No one wants to see a firefighter. Until they’re needed. Suddenly, they’re superheroes.

But it’s not magic they perform. Firefighters, paramedics and the commanders, they drill like crazy, workshop and network, bubblegum and rubberband old trucks, radios and pumps, juggle schedules as new hires run away for better pay, do anything short of selling Girl Scout cookies to stay tuned for battle.

And when things hit the fan, there they are, professional and prepared.

DeSoto County’s fire-rescue workers on Friday circled up at the former Winn-Dixie complex on State Road 70, the veterans and a few fresh hires and their equipment in mock-drill mode for a giant blaze that under real conditions could be tragic if not checkmated.

Under warm morning skies and the drone of SR-70 traffic, DeSoto Fire-Rescue Chief Chad Jorgensen gave a 45-minute refresher, some in the acronyms and jargon of a professional firefighter. Such things as offensive firefighting, collapse zones, IDHL, or In Danger of Life and Health, attack teams and other terms got shared with his team. To an outsider, it’s dull, like a doctor using medical terms to describe bypass surgery. You drift, burning time, watching a wire-thin man on a kid bike jet by, planes like bees buzzing around, orange trucks spilling citrus on sharp turns.

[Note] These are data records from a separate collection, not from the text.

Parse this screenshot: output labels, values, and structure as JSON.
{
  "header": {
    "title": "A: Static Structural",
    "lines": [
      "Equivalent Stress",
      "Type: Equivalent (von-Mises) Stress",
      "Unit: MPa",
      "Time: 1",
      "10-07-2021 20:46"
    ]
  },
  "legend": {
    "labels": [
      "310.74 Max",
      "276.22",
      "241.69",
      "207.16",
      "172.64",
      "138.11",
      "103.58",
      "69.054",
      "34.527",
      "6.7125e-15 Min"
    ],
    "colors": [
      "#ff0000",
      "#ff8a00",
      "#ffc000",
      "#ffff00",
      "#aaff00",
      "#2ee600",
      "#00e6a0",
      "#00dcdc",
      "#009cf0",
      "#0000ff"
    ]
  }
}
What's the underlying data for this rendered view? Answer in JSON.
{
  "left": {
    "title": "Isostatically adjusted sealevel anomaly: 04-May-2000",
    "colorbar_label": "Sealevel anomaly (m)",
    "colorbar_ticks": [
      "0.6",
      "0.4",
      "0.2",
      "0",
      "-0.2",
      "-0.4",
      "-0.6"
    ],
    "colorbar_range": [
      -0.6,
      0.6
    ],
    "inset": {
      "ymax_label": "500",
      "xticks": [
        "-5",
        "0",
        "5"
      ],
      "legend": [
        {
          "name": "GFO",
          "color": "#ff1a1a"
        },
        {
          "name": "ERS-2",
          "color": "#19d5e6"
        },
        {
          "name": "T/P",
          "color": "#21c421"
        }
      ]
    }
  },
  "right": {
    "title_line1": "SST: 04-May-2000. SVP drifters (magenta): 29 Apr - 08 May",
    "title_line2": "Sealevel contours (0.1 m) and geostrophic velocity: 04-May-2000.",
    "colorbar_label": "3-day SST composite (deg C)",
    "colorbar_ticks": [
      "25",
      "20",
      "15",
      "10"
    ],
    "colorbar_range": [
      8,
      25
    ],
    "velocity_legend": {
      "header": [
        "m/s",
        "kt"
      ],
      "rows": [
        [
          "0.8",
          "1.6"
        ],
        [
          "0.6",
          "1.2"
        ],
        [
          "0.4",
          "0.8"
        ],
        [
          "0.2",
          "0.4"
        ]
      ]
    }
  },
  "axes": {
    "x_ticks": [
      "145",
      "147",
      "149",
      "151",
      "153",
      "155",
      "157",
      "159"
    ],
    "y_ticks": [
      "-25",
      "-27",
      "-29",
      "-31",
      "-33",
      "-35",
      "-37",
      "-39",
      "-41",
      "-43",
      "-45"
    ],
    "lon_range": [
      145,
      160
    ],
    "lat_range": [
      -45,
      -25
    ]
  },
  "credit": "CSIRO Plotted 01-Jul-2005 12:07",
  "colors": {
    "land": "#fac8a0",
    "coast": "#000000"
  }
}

But then Jorgensen starts the war stories, the combat tours, the suddenly collapsing roofs, the hanging wires that trap a firefighter in black mazes, the empty oxygen canisters, the fear of traps, of finding expired civilians just feet from fresh air, the yearly list of dead or injured fire crews. It sinks in this work is dangerous and can be sad, that these firefighters wrestling death and paramedics almost like doctors, these kids in the circle who are flexing their muscles and kidding around like high-schoolers, are crazy.

The whole scene, though, suddenly is clearer when paying attention to them, to their intensity, to the realness of a combat-like unit, the gallows humor public safety will use to soften a violent car wreck, the regard each has for the other, age, gender or race aside, the dignity each possesses and the respect they have earned, that’s when you understand why they’re in a circle preparing for the worst.